Sample: name of the sample bam file
Chr: name of the chromosome or gene based on the reference used for the alignment
Protein: name of the protein based on the first column of the coding region information file (e.g., CodingRegion.txt)
AAPosition: the amino acid position from start position of the protein
RefAA: the reference amino acid
RefSite: the reference position for the first codon position
RefCodon: the reference codon
FstCodonPos: the number of mutations in the first codon position
SndCodonPos: the number of mutations in the second codon position
TrdCodonPos: the number of mutations in the third codon position
CntNonSyn: the number of non synonymous changes at the amino acid site
CntSyn: the number of synonymous changes at the amino acid site
NbStop: the number of stop codons at this amino acid site
TopAA: the top (most frequently found) amino acid (usually the reference amino acid)
TopAAcnt: the number of times this amino acid was found
SndAA: the second most frequently found amino acid
SndAAcnt: the number of times this amino acid was found
TrdAA: the third most frequent amino acid (this could go on for ever ...)
TrdAAcnt: the number of times the third most frequent amino acid was found
AAcoverage: the amino acid coverage which may be a bit lower than the nucleotide coverage as it only takes into account full codons

Processing multiple samples

One of the advantages of being able to run scripts from the command line, is the option to be able to automate the process. For example, we can process all the bam files that have been aligned to the LPAI reference will the following script.

for file in test/*_refLPAI.bam
do 
perl bin/diversiutils.pl -bam $file -ref test/refLPAI.fa -orf test/Coding.regions.LPAI.txt -stub ${file%_refLPAI.bam}
done

diversifilter

Once you have produced processed multiple files, you may want to filter them based on the probabilities of the bases being above the significance level of the binomial test or to remove bases that have strand bias using the Fisher's exact test.
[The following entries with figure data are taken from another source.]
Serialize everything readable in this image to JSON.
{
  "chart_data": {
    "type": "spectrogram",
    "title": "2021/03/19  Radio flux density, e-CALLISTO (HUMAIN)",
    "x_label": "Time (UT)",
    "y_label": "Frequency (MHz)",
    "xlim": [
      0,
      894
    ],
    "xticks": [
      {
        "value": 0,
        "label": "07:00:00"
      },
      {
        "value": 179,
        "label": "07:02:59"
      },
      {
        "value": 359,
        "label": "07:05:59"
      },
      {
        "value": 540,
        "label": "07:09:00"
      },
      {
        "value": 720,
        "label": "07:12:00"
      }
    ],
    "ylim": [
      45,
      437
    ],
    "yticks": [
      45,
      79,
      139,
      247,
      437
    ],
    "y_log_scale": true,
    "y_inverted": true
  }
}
For this you can use the diversifilter perl script.

This is an example of filtering the entropy file according to bases that are found below the quality threshold of 0.05 and below the strand bias significance of 0.05.

$ perl bin/diversifilter.pl -in S18 -pQ 0.05 -pS 0.05 -stub S18_pQ05pS05

The output is the same as the out_entropy.txt file except that base counts that have not passed the threshold will be replaced with 0 and the entropy will be recalculated using only the bases that have passed the quality threshold.